Four Finnish short films in the international competition of ISFF Oberhausen
Anssi Kasitonni’s Sakke (2018), Johanna Lecklin’s Not Just a Matter of Passion (2018), Azar Saiyar’s Monument of Distance (2018), and Pilvi Takala’s The Stroker (2019) were selected for the international competition of the 65th International Short Film Festival Oberhausen, held from May 1–6. Oberhausen Short Film Festival is one of the oldest short film festivals in the world. This year, the festival received over 7000 submissions from 127 countries.
Anssi Kasitonni’s latest short film Sakke introduces his new innovation, the first rc-snowboarder in the world. Sakke is going to make a film about himself with his friend.
Anssi Kasitonni is a skateboarder and an award-winning artist from Sahalahti, Finland. He has worked in music, drawing and sculpture, but to many of his fans, the most beloved of his works are the short films he makes at his own farm. The films deal with age-old questions related to morality, love, death, generation gaps, sexuality and, of course, submarines. The ideas are epic, the films decidedly homespun. His movies create their own world that tells us something essential about ours. Kasitonni won the esteemed Ars Fennica Award in 2011.
Johanna Lecklin’s Not Just a Matter of Passion (2018, in featured image) comprises two parallel narratives. One shows two young girls discussing the Finnish Civil War as they play a board game based on the 1918 conflict between the Reds and the Whites. In the other, a researcher is listening to an archive interview and viewing photographs taken at the time of the Civil War. Her work focuses on the fates of women and children on the red side of the conflict, the division that split Finnish society in two and the process by which each side attempted to dehumanise the other. The events are set in the present day, with some scenes shot on location in Mänttä-Vilppula, a site of the Civil War front line.
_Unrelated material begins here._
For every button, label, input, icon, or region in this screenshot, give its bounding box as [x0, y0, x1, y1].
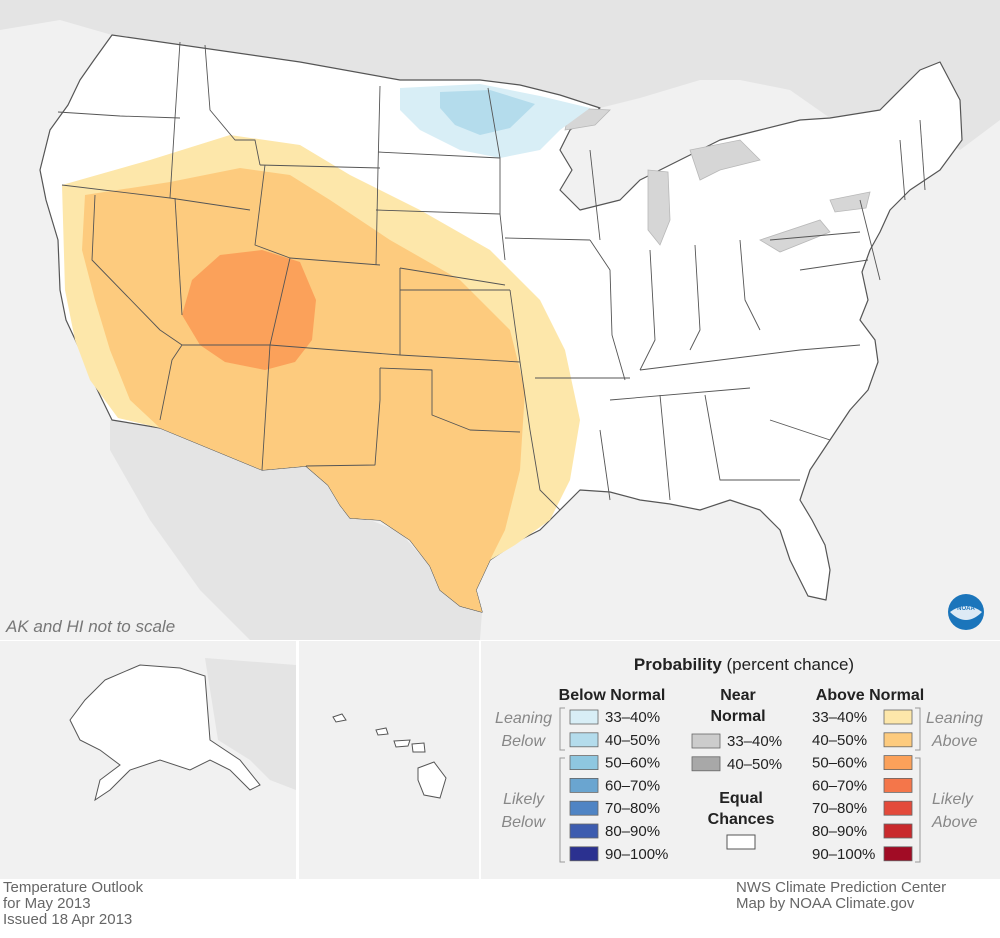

Johanna Lecklin graduated from the Academy of Fine Arts in 2003 and studied in London at the Slade School of Fine Art, in UCL. Lecklin works with video and photography. Her video work is based on documentary, narrativity and performativity. Lecklin’s works have been presented in numerous exhibitions in Finland and abroad, including the City States exhibition at Liverpool Biennial (2010) and It’s a Setup at Contemporary Art Museum Kiasma in Helsinki (2010).
In Azar Saiyar’s Monument of Distance, Googoosh, a popular and loved iranian-azerbaijani singer, performs a version of the song Ayrılıq – Separation. The performance is from 1970s television show and it has been copied several times from one videotape to another. Ayrılıq could be a love song but it is told that composer Ali Salimi (who had migrated from Soviet Azerbaijan to Iran and left behind his home and loved ones) wanted to make music about his sense of longing.
Azar Saiyar is a Helsinki-based filmmaker and visual artist. She often uses archive materials and plays with images and words of collective memory to look towards ways of looking, remembering and storytelling. Her films have been screened at international film and media art festivals, galleries, exhibitions, museums and broadcast on television.
The Stroker is based on Pilvi Takala’s two week-long intervention at Second Home, a trendy East London coworking space for young entrepreneurs and startups. During the intervention Takala posed as a wellness consultant named Nina Nieminen, the founder of cutting-edge company Personnel Touch who were allegedly employed by Second Home to provide touching services in the workplace.
Pilvi Takala lives and works between Berlin and Helsinki. Her video works are based on performative interventions in which she researches specific communities in order to process social structures and question the normative rules and truths of our behaviour in different contexts. Her works show that it is often possible to learn about the implicit rules of a social situation only by its disruption. Her work has been shown in MoMA PS1 and New Museum, Kiasma, Palais de Tokyo, Kunsthalle Basel, Manifesta 11, Witte de With, and the 9th Istanbul Biennial. Takala won the Dutch Prix de Rome in 2011 and the Emdash Award and Finnish State Prize for Visual Arts in 2013.
This year, Salla Tykkä is one of the jurors of the international competition.
The 65th ISFF Oberhausen marks also the second edition of Conditional Cinema, a special programme curated by Mika Taanila. This year’s programme includes the Finnish-German artist collective Speech Karaoke Action Group who invite audiences to participate in a real-time collage of speeches about cinema and to choose – and perform – their favourite “film speech” from avast pool, just like a favourite song in a traditional karaoke event.
AV-arkki’s programme coordinator Tytti Rantanen will present AV-arkki’s distributor screening and attend the meetings of DINAMO – Distribution Network of Artists’ Moving Image Organizations.